Non si capisce allora perché esporre la Dottrina sociale della Chiesa nei suoi principi perenni possa suscitare l’accusa di essere “tradizionalisti” in senso spregiativo. D’altro canto, che valore avrebbe un insegnamento sociale della Chiesa svincolato o addirittura contraddittorio rispetto a quanto insegnato da sempre? Quanti bramano le novità in quanto novità dove attingeranno i criteri per valutarle se non nella tradizione?
Eppure quando si ripropongono concetti come “l’autorità viene da Dio”, che sono contenuti nella rivelazione e nella Dottrina sociale della Chiesa, si sperimenta una nota di rigetto e una condanna ad essere “tradizionalisti”. Quando poi si dice che “la politica ha dei doveri verso la religione vera”… apriti cielo. Capita anche che prima di accogliere la proposta di una Scuola di Dottrina sociale della Chiesa i possibili partecipanti chiedano garanzie che essa non venga svolta in senso “tradizionalista”.
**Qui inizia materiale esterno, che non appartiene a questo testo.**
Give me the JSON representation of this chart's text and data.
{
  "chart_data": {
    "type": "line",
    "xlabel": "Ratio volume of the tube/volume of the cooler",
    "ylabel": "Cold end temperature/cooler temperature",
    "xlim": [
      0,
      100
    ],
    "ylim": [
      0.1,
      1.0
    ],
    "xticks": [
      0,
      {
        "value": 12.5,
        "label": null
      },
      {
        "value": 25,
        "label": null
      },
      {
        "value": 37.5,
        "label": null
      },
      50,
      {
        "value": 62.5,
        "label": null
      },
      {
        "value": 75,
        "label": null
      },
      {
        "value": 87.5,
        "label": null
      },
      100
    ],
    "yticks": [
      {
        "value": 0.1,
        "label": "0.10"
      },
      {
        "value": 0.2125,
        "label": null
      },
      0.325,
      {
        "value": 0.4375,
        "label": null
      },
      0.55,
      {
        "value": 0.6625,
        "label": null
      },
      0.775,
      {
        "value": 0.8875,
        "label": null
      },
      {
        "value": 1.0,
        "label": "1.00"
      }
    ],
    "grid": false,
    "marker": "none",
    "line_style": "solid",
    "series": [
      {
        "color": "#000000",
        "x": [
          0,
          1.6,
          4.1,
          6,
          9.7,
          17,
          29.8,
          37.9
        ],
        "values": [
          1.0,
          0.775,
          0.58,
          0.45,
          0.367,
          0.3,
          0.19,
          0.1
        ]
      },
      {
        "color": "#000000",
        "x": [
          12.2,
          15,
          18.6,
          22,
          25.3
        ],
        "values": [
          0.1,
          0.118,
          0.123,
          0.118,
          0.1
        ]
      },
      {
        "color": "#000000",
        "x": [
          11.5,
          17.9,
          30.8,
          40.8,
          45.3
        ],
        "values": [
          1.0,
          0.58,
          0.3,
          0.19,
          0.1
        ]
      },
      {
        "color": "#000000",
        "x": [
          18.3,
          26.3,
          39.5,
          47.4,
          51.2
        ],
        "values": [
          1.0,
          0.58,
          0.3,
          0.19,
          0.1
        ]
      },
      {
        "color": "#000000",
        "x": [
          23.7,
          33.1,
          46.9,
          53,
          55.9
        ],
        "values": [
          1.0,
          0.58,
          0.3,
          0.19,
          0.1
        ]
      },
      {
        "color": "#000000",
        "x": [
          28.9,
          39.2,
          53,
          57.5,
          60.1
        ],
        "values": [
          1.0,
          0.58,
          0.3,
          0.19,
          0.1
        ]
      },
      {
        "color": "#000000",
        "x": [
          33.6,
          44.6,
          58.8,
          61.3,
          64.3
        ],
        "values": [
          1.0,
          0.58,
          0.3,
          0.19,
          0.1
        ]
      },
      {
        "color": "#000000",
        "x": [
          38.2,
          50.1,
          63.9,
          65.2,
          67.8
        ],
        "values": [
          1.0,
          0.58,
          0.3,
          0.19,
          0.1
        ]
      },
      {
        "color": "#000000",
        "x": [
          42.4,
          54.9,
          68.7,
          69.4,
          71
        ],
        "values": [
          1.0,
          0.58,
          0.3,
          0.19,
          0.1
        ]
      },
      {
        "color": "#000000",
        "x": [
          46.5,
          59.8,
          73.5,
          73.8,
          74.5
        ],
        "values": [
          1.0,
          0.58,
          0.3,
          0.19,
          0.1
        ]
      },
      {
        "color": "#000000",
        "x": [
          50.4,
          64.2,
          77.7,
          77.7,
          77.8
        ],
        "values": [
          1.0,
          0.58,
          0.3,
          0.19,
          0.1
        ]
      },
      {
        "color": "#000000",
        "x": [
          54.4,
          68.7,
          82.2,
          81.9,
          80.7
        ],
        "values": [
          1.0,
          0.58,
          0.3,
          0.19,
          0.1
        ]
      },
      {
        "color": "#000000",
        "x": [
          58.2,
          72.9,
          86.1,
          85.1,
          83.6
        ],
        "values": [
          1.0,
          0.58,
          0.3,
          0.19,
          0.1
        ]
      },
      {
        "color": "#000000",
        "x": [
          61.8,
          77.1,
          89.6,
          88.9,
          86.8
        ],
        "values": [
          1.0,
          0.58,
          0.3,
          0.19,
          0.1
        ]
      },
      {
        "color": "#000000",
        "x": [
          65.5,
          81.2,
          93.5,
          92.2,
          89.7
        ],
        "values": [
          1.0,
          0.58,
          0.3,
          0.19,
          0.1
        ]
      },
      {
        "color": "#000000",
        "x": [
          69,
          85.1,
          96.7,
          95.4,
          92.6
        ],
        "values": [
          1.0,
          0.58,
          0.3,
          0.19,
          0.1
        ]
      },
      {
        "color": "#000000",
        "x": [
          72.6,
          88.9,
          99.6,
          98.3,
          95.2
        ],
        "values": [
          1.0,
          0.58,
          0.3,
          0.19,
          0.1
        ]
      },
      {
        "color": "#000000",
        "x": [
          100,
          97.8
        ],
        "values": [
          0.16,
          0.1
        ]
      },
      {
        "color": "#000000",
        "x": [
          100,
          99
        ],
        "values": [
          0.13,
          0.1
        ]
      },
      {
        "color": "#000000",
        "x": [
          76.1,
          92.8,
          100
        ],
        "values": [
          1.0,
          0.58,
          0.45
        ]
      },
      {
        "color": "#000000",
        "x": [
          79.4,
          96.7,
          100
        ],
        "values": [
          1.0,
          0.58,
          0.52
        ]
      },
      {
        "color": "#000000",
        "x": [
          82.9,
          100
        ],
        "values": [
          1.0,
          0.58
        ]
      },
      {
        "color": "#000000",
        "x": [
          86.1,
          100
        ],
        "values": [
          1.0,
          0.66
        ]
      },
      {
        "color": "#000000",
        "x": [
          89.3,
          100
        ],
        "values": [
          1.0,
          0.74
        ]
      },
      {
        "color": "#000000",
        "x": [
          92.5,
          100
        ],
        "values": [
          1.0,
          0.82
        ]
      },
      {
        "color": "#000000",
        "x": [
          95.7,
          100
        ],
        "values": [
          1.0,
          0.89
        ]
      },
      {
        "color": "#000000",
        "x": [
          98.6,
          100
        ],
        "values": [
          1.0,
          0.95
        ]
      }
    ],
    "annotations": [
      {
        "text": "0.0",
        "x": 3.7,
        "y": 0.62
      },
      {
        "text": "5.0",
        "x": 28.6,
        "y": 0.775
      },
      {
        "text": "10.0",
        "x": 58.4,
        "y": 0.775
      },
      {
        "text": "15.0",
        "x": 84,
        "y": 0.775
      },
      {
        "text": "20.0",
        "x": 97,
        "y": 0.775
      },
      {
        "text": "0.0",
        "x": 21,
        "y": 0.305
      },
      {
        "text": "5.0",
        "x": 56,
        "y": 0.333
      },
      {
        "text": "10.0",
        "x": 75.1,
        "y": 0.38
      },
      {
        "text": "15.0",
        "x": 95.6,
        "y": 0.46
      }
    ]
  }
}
Oltre a questo, c’è poi un altro discorso da fare: esiste una tradizione anche interna alla Dottrina sociale della Chiesa. Non si può prendere la Laudato Si’ di Papa Francesco o la Caritas in veritate di Benedetto XVI e considerarle come delle novità assolute, magari rallegrandosi di una presunta cesura da esse segnata rispetto al passato. Sarebbe la “ideologia delle prive volte” applicata alla Dottrina sociale. E questo va detto non solo per le precedenti encicliche postconciliari ma anche per quelle preconciliari. La tradizione della Dottrina sociale della Chiesa non si ferma alla Pacem in terris ma risale molto più indietro. Il cattolico che si vergona di quanto i Pontefici hanno scritto nell’Ottocento non è in grado di fare un buon servizio alla Dottrina sociale della Chiesa perché pone le basi affinché tra cento anni i cattolici si vergognino dei Pontefici di adesso.
Infine va anche segnalato l’atteggiamento di chi solo a sentire l’espressione “Dottrina sociale della Chiesa” pensa di trovarsi di fronte a dei non meglio precisati “tradizionalisti”. Solo il fatto di pensare che ci sia una Dottrina e non solo una prassi pastorale, solo pensare che la Chiesa possa avere una Dottrina e non solo curare le ferite e favorire l’integrazione per molti è segno di una mentalità vecchia, non adatta ai tempi, “tradizionalista” appunto.
È per tutti questi motivi che è importante continuare a proporre la tradizione della Dottrina sociale della Chiesa.